In the case you need to acquire detailed city data to produce a large-scale map and we don’t have what you’re looking for in our data inventory, there is a chance that the user-contributed maps of OpenStreetMap.org may do the trick. You can export data from OpenStreetMap and open it in ArcGIS to use it in your own maps.
- Go to openstreetmap.org and zoom to the extent of your area of interest using the search box or the mouse.
- Click on Export Data in the sidebar on the left to bring up the Export pane. If you are satisfied with the visible extent, click Export.
You will be prompted to save map.osm to your computer. As you are limited in the extent of the area that you can export, you may receive an error prompting you to zoom in and select a smaller area. If you require data for an area larger than what the site can export, you can download larger extracts of OSM data in a variety of formats from http://download.geofabrik.de/, though not all thematic layers are included.
- Open up ArcMap. In the Customize menu, click on Extensions… and ensure that the Data Interoperability extension is enabled.

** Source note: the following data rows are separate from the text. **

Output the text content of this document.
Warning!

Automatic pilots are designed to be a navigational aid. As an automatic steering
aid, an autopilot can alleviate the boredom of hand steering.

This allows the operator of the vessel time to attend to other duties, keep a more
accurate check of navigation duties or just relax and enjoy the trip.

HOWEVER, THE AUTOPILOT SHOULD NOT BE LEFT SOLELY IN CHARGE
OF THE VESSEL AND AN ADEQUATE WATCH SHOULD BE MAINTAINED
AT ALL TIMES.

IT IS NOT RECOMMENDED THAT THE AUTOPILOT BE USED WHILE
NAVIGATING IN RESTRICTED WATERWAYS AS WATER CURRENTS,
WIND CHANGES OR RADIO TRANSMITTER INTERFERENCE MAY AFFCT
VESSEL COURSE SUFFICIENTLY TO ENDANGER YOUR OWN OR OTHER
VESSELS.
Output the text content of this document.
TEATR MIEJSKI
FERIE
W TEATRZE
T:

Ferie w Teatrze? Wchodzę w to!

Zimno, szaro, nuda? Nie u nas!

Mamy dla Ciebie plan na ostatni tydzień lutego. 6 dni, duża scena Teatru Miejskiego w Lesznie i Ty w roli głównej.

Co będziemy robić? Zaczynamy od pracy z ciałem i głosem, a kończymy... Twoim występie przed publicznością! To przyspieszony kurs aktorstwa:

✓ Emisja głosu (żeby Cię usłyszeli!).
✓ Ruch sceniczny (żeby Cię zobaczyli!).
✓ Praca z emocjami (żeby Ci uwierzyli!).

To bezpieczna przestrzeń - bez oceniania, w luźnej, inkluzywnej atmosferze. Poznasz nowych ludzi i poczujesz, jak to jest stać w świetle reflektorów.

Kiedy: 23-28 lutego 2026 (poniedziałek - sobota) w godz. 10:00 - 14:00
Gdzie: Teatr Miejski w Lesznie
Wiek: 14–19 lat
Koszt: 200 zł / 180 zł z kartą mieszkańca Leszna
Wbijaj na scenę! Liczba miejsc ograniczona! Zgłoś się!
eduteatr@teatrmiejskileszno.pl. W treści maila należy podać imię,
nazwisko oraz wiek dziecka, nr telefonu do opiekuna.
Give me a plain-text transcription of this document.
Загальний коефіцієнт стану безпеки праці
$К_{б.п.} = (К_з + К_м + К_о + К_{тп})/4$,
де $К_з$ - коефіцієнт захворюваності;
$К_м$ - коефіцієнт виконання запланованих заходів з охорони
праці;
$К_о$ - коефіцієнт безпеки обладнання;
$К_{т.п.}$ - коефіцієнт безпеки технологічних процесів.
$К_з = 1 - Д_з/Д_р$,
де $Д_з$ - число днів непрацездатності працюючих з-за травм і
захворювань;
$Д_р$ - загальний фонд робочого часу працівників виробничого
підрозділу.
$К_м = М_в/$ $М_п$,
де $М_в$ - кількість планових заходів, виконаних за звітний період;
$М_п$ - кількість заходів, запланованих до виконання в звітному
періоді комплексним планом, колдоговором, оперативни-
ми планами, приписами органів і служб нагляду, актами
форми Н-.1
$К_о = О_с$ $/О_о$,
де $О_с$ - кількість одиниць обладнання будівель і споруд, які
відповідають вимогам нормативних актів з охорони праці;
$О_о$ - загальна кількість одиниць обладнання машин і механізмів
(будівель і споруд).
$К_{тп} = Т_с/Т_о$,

On some computers in the Map & Data Library, you may see FME Extension for ArcGIS listed instead.
- Click on the Add Data button in the toolbar and navigate to the location where you saved map.osm in step 2. By selecting the .osm file and then clicking Add, you can add all of its component layers to the map, or double-click it to add only selected feature types to your map document. A comprehensive list of OSM’s feature types can be found here: http://wiki.openstreetmap.org/wiki/Map_Features. Note that the extent of your layers may extend beyond the area you selected on the website – if a feature in that area extends beyond the limits of the view you defined, it is included in the exported data.
- You can now use these layers in ArcGIS. They will be stored in the WGS_1984 geographic coordinate system, and so will need to be projected before exporting to AutoCAD if that is your intention – see this guide [fix link] for instructions on how to do so.